The Tacoma and South Puget Sound area has a significant Korean American community and a long history of working-class immigrant families. The region grew rapidly through the post-World War II era and has become one of the more diverse areas of Washington State.
The Tacoma metro area is a major urban center in the South Puget Sound with a population of roughly 220,000. It is home to diverse immigrant communities, including Korean Americans, and continues to grow as a more affordable alternative to Seattle.

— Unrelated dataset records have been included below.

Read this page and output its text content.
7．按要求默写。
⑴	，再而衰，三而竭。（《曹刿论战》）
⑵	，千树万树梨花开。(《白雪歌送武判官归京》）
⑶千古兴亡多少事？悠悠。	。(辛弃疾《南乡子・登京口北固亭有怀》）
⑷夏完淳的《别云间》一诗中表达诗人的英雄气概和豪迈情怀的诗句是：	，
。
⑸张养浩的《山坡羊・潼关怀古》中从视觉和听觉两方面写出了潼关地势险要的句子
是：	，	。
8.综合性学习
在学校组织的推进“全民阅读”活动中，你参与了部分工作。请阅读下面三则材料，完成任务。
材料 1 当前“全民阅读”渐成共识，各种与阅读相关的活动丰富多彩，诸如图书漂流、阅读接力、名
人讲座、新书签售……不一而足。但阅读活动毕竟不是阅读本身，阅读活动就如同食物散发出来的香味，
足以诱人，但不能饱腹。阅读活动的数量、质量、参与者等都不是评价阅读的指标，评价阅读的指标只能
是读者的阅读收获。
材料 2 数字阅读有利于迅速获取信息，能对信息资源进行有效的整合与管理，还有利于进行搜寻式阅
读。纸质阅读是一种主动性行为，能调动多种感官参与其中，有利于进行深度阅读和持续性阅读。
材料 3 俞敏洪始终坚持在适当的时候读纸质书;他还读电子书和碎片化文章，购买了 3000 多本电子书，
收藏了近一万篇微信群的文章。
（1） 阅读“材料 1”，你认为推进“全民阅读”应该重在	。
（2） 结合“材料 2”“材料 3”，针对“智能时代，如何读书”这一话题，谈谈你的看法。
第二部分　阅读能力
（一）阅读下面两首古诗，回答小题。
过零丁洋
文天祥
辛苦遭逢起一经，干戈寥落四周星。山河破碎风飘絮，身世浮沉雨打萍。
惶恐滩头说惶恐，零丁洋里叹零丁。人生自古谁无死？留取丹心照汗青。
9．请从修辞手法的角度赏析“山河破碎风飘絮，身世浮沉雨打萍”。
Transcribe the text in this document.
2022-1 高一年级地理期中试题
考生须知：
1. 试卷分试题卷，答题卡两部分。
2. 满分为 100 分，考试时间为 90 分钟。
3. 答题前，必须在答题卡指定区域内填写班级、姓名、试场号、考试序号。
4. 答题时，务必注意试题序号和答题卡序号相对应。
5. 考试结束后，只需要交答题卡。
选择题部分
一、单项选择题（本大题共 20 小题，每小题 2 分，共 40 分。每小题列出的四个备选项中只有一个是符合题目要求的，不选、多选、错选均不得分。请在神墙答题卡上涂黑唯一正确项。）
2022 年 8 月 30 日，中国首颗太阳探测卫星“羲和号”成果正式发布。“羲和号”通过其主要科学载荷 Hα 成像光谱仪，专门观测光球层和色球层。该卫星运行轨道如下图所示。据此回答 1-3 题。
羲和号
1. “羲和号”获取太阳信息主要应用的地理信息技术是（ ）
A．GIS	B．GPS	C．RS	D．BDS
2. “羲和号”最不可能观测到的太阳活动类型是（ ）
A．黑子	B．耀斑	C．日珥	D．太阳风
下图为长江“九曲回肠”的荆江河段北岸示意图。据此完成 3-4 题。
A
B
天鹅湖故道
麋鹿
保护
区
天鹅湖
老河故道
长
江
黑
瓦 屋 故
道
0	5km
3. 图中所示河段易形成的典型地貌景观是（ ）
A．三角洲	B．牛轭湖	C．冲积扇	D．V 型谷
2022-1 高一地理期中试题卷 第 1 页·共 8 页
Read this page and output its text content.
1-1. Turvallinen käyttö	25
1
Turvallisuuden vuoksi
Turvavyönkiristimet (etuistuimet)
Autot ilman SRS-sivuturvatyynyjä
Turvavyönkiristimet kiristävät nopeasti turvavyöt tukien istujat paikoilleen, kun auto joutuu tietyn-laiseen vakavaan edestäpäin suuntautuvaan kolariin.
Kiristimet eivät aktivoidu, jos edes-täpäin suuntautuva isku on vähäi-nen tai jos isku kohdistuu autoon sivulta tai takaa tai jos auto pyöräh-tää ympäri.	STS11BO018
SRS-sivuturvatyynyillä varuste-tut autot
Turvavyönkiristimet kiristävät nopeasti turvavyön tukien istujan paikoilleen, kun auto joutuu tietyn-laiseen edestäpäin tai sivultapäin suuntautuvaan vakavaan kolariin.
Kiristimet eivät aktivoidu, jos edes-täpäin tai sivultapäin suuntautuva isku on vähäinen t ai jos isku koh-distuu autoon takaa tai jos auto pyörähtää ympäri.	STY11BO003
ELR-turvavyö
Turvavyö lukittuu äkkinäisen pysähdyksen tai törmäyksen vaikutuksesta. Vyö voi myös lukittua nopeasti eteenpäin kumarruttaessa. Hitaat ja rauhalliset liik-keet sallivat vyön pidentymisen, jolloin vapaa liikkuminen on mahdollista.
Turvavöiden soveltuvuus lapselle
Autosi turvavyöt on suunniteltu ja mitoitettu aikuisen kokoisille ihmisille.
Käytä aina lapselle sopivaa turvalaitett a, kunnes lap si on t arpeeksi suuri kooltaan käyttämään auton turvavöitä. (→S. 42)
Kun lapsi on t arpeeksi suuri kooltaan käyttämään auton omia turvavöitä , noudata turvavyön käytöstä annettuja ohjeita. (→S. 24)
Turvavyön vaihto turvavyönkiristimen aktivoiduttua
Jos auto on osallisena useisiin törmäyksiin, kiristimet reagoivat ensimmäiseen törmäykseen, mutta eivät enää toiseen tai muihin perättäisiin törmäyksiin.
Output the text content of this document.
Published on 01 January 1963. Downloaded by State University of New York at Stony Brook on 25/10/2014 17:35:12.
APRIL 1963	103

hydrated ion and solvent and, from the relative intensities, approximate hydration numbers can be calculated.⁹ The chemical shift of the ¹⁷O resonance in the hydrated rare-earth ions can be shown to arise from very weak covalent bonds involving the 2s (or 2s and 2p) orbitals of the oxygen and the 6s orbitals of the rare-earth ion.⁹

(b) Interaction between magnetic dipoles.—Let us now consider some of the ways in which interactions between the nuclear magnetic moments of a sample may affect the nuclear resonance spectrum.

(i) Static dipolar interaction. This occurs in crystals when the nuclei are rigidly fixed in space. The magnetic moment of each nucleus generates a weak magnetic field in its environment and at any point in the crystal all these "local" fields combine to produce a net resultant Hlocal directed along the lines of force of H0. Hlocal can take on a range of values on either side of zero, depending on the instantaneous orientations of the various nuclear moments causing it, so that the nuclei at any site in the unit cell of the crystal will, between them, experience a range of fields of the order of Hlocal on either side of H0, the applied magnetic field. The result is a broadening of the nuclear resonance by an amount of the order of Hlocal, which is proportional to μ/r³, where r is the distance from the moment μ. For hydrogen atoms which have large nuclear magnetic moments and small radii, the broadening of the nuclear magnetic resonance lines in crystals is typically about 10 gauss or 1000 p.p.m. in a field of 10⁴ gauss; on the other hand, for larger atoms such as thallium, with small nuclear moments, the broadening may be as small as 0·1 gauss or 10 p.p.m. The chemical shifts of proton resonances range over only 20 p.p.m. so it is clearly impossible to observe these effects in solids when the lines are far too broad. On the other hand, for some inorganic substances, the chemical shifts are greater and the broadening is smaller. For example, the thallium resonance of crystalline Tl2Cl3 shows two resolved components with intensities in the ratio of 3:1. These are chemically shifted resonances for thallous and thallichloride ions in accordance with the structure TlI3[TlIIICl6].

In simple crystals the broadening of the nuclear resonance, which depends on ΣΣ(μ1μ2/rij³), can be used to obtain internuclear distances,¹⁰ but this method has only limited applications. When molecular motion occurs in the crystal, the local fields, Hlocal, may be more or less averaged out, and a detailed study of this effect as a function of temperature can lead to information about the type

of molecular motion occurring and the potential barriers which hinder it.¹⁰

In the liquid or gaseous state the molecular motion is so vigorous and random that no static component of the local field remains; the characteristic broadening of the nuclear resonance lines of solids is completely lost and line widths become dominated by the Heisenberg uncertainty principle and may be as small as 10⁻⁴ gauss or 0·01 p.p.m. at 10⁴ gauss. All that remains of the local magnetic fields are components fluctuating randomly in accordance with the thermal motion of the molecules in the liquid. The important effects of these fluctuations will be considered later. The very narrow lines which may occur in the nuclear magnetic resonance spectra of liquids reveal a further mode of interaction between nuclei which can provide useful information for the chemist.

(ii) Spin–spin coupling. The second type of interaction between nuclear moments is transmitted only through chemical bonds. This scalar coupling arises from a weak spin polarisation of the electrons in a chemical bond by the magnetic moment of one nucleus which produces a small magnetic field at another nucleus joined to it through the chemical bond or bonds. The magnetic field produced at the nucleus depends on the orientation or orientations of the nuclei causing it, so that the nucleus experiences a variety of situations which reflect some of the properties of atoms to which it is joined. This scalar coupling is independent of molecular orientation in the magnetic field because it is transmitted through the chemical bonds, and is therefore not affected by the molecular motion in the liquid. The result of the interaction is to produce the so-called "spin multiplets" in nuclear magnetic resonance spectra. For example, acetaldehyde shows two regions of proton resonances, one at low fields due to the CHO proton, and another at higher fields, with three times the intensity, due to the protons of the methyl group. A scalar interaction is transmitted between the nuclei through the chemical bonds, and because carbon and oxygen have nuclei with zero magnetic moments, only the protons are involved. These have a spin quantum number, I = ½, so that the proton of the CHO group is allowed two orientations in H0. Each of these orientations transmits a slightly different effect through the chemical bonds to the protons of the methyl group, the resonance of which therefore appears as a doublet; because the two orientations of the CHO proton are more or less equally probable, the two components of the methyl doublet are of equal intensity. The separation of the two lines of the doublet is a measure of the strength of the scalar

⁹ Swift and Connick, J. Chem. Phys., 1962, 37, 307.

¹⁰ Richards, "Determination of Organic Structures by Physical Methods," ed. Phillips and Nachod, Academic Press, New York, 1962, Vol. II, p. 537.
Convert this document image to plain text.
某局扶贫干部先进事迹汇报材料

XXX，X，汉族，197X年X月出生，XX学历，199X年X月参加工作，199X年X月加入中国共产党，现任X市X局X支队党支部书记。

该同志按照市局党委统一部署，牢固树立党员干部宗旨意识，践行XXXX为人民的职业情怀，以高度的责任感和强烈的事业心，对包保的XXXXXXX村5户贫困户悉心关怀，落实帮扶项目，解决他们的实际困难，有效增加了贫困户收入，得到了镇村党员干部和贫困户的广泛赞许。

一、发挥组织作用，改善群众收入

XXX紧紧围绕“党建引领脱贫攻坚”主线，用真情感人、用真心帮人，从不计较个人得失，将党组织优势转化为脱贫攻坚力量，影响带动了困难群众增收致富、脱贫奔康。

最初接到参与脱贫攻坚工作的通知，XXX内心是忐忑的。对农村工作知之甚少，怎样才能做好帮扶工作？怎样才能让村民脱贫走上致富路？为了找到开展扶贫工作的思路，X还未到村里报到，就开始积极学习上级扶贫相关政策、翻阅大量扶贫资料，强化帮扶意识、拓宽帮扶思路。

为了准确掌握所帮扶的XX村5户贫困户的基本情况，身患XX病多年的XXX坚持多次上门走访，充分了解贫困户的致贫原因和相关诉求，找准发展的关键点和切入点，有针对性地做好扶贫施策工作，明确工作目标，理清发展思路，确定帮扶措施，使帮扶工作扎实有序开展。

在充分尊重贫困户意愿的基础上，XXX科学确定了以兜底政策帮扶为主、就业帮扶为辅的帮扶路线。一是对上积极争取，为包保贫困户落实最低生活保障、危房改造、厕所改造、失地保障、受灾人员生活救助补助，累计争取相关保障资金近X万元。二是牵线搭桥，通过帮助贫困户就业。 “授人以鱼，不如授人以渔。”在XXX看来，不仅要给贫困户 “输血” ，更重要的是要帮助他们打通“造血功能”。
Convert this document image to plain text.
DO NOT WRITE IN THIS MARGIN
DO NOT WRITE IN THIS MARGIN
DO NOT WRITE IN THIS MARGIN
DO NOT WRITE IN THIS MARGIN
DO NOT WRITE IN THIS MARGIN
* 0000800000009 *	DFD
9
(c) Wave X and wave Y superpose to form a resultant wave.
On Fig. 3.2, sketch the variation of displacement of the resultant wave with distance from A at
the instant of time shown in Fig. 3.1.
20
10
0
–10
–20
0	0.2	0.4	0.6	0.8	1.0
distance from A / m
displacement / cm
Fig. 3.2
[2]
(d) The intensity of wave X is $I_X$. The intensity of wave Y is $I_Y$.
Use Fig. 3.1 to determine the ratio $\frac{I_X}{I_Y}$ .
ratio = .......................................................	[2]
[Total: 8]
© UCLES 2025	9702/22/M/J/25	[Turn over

Salem, Oregon — Research into adoption records and origins
As Nicole pursues her search, records and documentation become crucial — the paper trail of her adoption, her original birth certificate, her birth parents' history. Oregon's relatively progressive laws on adoptee access to records made it one of the first states where adoptees could obtain their original birth certificates, a right that shapes Nicole's ability to search. Libraries and archives represent the institutional landscape through which she pieces together the story that was withheld from her, transforming documents into human truth.
The Oregon State Library in Salem has served as the state's primary reference and research library since 1905. Oregon became a landmark state for adoptee rights when Measure 58 passed in 1998, allowing adult adoptees access to their original birth certificates — a watershed moment in the adoptee rights movement.
The Oregon State Library continues to operate in Salem as a key research resource for Oregon residents and government agencies. Oregon remains a model for adoptee rights, and the law allowing original birth certificate access has been upheld through legal challenges and has influenced similar legislation in other states.
Visit: Oregon State Library (library)
Jackson County, Oregon — The natural world of Nicole's childhood
The Rogue Valley and the broader southern Oregon landscape form the physical and emotional backdrop of Nicole's childhood. The mountains, rivers, and orchards of Jackson County are the world she knew before she knew her own origins — a landscape of belonging that coexisted with her persistent sense of not-belonging. Her descriptions of growing up in this place convey both genuine love for the natural beauty of her home region and the quiet loneliness of being perpetually visible as different in a landscape where everyone else looked the same.
The Rogue Valley has been inhabited for thousands of years, first by the Takelma people before European American settlement in the mid-nineteenth century. The valley became known for its agricultural richness, particularly pear orchards, and its dramatic mountain scenery including the nearby Cascade and Siskiyou ranges.
The Rogue Valley remains one of Oregon's most scenic regions, drawing tourists, retirees, and outdoor enthusiasts. Jackson County's economy continues to rely on agriculture, healthcare, and tourism, and the area's natural landscape remains largely intact despite steady population growth.